Statistical sampling analysis is most commonly used when one seeks to infer useful information about a relatively large population without examining every unit in the population by examining only a subset of that population (i.e. a sample).  As part of sampling analysis, estimation or extrapolation is a procedure by which measured characteristics of a sample yield estimates, inferentially, about unknown characteristics of the population from which the sample was drawn …

In a simple example, one might select a sample of students from a school, measure characteristics of those students such as grade point average, and then use this data – inferentially – to estimate (i.e. extrapolate) grade point averages among all students at the school, in general.  Sampling methodologies are described at-length in textbooks, journals and various industry guidelines, and are capable of producing useful results when properly applied.

## Probability Sampling

Only one type of sampling analysis, generally referred to as either probability sampling or statistical sampling, can appraise the results of a sample objectively.  The term “probability” sample arises from the fact the sample is selected in a manner that is predictable in terms of the laws of probability, which eliminates both conscious and unconscious selection bias on the part of individuals performing sample selection.  Such a sample must be obtained in a certain way (i.e. randomly), to be objective and defensible.

Samples obtained by any method other than random selection are generally considered to be “judgment” samples. Judgment samples typically result from haphazard selection or by means of convenience (i.e. choosing charts from the top of a pile).  Consequently, when evaluating the conclusions of a judgment sample, “we must rely on the expert’s judgment – we cannot use the theory of probability.  In contrast, the precision of an estimate made from a probability sample is never in doubt.”[1]

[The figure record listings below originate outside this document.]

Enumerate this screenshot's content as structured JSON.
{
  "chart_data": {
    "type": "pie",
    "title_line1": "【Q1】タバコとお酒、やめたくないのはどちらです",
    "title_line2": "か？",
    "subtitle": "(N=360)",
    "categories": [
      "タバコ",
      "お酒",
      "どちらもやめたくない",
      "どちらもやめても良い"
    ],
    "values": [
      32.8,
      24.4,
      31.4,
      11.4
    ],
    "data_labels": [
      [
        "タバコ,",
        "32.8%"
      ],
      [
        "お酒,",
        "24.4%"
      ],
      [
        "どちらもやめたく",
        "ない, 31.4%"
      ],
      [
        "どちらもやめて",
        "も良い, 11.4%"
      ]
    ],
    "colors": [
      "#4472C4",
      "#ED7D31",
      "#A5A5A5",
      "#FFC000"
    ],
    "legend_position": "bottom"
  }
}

## Forensus’ Framework of Sampling and Extrapolation

The major steps in the process of conducting sampling and extrapolation comprise a framework which will be discussed at length throughout this blog. This 8-step framework is comprised of: (1) defining the question to be answered; (2) defining the population, the sampling unit and the sampling frame; (3) designing the sampling plan; (4) determining the sample size; (5) selecting the sample; (6) reviewing each of the sampling units and analyzing their relevant characteristics; (7) estimating conclusions by extrapolating sample results; and finally (8) interpreting sampling conclusions to ensure they are useful and meaningful.

The first four steps of this framework comprise the planning and design phase of sampling, whereas the final four steps comprise the execution and interpretation phase.  Together, these steps and phases are reflected in Figure 1.  Our framework offers a standardized approach that can help to better achieve reliable results when conducting analysis.  Sampling demands attention to all phases since poor work in one phase may render a study unreliable, even when everything else is done well.

Figure 1. Framework of Sampling and Extrapolation

## Uncertainty of Sampling Conclusions

Unlike an examination of the entire population, which would typically yield definitive conclusions, sampling yields estimates about characteristics of the broader population along with a degree of uncertainty related to those estimates.  This uncertainty exists due to the fact that only part of the population has been measured, and the magnitude of this uncertainty can be influenced by the methodology, techniques, assumptions and calculations used to perform the analysis.  An estimate’s uncertainty is commonly described in terms of confidence and precision.  Precision reflects the range of accuracy related to an estimated amount, while confidence is the degree of certainty that the sample correctly depicts the population. Together, confidence and precision yield a confidence interval, a range within which we estimate the true value of the population mean is likely to fall.

Conclusions based upon a sample, without consideration of the uncertainty surrounding the conclusions, are practically meaningless and there is no way to objectively know just how wrong they might be.  Therefore, sampling conclusions should be considered in conjunction with their uncertainty to ensure they are useful for their desired purpose.

## Conclusion

Statistical sampling and extrapolation is an increasingly common practice in healthcare compliance and litigation matters. Consequently, compliance officers, regulators and counsel should be aware of the techniques, strengths and limitations of using sampling for the purposes of estimating valid and meaningful conclusions. While the facts of any particular analysis may vary, robust and objective efforts to conduct analysis along with a firm grasp of the technical and practical implications of statistical sampling are best practices for reaching reliable and defensible conclusions.